# How to do this...



## NM Rich (Mar 5, 2008)

Does anyone know how this effect was done? I like the grayed out background but keeping a couple objects in color...






Thanks for any suggestions!
Rich


----------



## BYoung (Mar 5, 2008)

If I'm not mistaken this is called Selective Coloring. The image was in color then using software (ie: Photoshop) they select the area they wish to keep colored, then desaturate the rest of the image making it B&W. I'm not sure on all the steps since I haven't tried it myself on a photo but I'm sure its not to hard.


----------



## iflynething (Mar 5, 2008)

My technique for doing this is:

Open file > Create new layer > Turn that layer to black and white > Erase from that layer to the background layer (Which will be the one in color) > only erase what you want in color

Hope that helps

~Michael~


----------



## D-50 (Mar 5, 2008)

I find a layer mask is a bit easier to use but Iflynethings approach should work fine as well


----------



## NM Rich (Mar 5, 2008)

Thanks for the tips...  I think I might give it a try!


----------



## mstephens (Mar 5, 2008)

you can also use your paint brush in PS and change the mode to color. just another way of achieving this


----------



## JamesD (Mar 8, 2008)

Or shoot film, print on paper, and hand color.  There's a few people in here who do it that way.


----------



## windrivermaiden (Mar 9, 2008)

JamesD said:


> Or shoot film, print on paper, and hand color. There's a few people in here who do it that way.


 
Which would be the alternative process way. :hail:


----------



## doobs (Mar 9, 2008)

windrivermaiden said:


> Which would be the alternative process way. :hail:



Or would it be the _normal_ process?
It _was_ around first after all...


----------



## windrivermaiden (Mar 9, 2008)

yeah... I meant normal.... this is the "alternative" board...but because its alternative, its normal to us.  LOL...:lmao:dang it's confusing. Anyways...:hail: NormalRocks...that is _normal_ to us. Alternative to them. what ever!:lmao:


----------



## terri (Mar 10, 2008)

JamesD said:


> Or shoot film, print on paper, and hand color. There's a few people in here who do it that way.

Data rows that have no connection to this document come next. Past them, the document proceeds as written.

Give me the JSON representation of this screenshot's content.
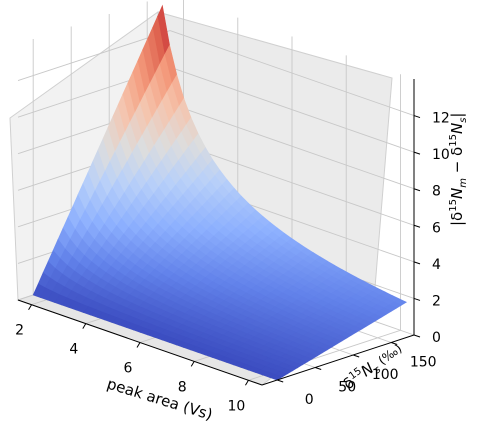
{
  "chart_data": {
    "type": "surface3d",
    "colormap": "coolwarm",
    "grid": true,
    "x": {
      "label": "peak area (Vs)",
      "range": [
        1.5,
        10.5
      ],
      "ticks": [
        2,
        4,
        6,
        8,
        10
      ],
      "tick_labels": [
        "2",
        "4",
        "6",
        "8",
        "10"
      ]
    },
    "y": {
      "label_parts": [
        "δ",
        "15",
        "N",
        "s",
        " (‰)"
      ],
      "range": [
        -20,
        180
      ],
      "ticks": [
        0,
        50,
        100,
        150
      ],
      "tick_labels": [
        "0",
        "50",
        "100",
        "150"
      ]
    },
    "z": {
      "label_parts": [
        "|δ",
        "15",
        "N",
        "m",
        " − δ",
        "15",
        "N",
        "s",
        "|"
      ],
      "range": [
        0,
        14
      ],
      "ticks": [
        0,
        2,
        4,
        6,
        8,
        10,
        12
      ],
      "tick_labels": [
        "0",
        "2",
        "4",
        "6",
        "8",
        "10",
        "12"
      ]
    },
    "surface": {
      "x_range": [
        1.5,
        10.5
      ],
      "y_range": [
        0,
        170
      ],
      "samples": [
        {
          "x": 1.5,
          "y": 170,
          "z": 13.5
        },
        {
          "x": 1.5,
          "y": 0,
          "z": 0.2
        },
        {
          "x": 10.5,
          "y": 170,
          "z": 1.0
        },
        {
          "x": 10.5,
          "y": 0,
          "z": 0.05
        }
      ],
      "note_formula": "z = a * y / x"
    }
  }
}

One of us just spent the weekend teaching very eager students the traditional craft. :mrgreen:

As astounding as it sounds....interest lives. I never saw so many adults happily getting their fingers pigment-stained.


----------



## windrivermaiden (Mar 11, 2008)

terri said:


> I never saw so many adults happily getting their fingers pigment-stained.


 
Good adults! good adults! :lmao: We need them for back up when we take over the world! Alternative domination!:hail::hail::hail:


----------



## terri (Mar 11, 2008)

windrivermaiden said:


> Good adults! good adults! :lmao: We need them for back up when we take over the world! Alternative domination!:hail::hail::hail:


Just wait till that pendulum swings the other way, Crystal.....everything old will be new again - isn't that how the saying goes?


----------